The Legae (Latin legae Greek Λῆγαι) were a people on the shores of the Caspian Sea that mythology places between Albania and the country of the Amazons, Scythian roots. The name survives today in the name of the Lezgins, who live in Kura and northern Azerbaijan.

Strabo referring to Theophanes of Mytilene, Pompey's companion in his Caucasian campaign (1st century BC), that "between the Amazons and Albanians live the Gelae and Legae - the Scythians"

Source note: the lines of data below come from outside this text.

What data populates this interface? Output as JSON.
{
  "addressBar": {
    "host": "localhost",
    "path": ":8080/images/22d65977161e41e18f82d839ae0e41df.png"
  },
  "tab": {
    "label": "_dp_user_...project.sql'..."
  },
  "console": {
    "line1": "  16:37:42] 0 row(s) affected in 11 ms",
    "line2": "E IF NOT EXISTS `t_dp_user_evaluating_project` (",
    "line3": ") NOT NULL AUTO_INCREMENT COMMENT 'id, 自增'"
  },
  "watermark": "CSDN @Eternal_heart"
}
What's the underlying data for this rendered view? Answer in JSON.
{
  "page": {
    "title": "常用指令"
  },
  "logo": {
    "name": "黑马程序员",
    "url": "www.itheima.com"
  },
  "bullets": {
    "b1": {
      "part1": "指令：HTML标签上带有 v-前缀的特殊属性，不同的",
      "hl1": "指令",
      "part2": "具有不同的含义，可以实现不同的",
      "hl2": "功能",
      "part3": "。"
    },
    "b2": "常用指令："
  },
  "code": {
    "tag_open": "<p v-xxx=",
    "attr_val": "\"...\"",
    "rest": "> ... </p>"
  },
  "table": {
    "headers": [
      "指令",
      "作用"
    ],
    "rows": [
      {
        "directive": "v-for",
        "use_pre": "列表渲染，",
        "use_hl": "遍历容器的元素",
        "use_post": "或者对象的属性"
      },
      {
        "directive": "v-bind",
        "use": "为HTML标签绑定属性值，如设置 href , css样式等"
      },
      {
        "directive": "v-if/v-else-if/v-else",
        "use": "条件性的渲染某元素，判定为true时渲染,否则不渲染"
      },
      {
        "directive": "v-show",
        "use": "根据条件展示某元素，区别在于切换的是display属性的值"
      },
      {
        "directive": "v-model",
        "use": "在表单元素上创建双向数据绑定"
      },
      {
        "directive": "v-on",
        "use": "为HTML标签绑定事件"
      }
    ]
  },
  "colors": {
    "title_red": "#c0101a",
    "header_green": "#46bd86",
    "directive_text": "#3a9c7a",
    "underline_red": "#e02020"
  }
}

Ptolemy in Geography (Book VI) identifies the Cadusii and Legae, and places the Gelae to the north. Comparing all the fragments that have come down, Kai Brodersen suggests that in Pliny's text the word "legae" could have disappeared when copied. That is, the original fragment was read as gelae, legae - which the Greeks called Cadusii.

Peter Uslar identifies ancient leks with modern Lezgins: “Lezgins, leagues, leks gave their name to the mountain range separating the Kura basin from the Rion basin. Colchis was sometimes even called by poets Ligistika, that is, the country of leagues. It is very likely that the leagues that Herodotus speaks of were Lezgi people ”. According to the Brockhaus and Efron Encyclopedic Dictionary, published in the late 19th - early 20th centuries, varnishes (that is, the Laks) are “classic legi (Λήγες), at the end of the 8th century. They were conquered by the Arab commander Abumuslim, who established Islam among them and gave their country to be ruled by one of the descendants of the prophet, Shah-Baal, who received the title of shamkhal and wali (that is, governor) of Dagestan ”.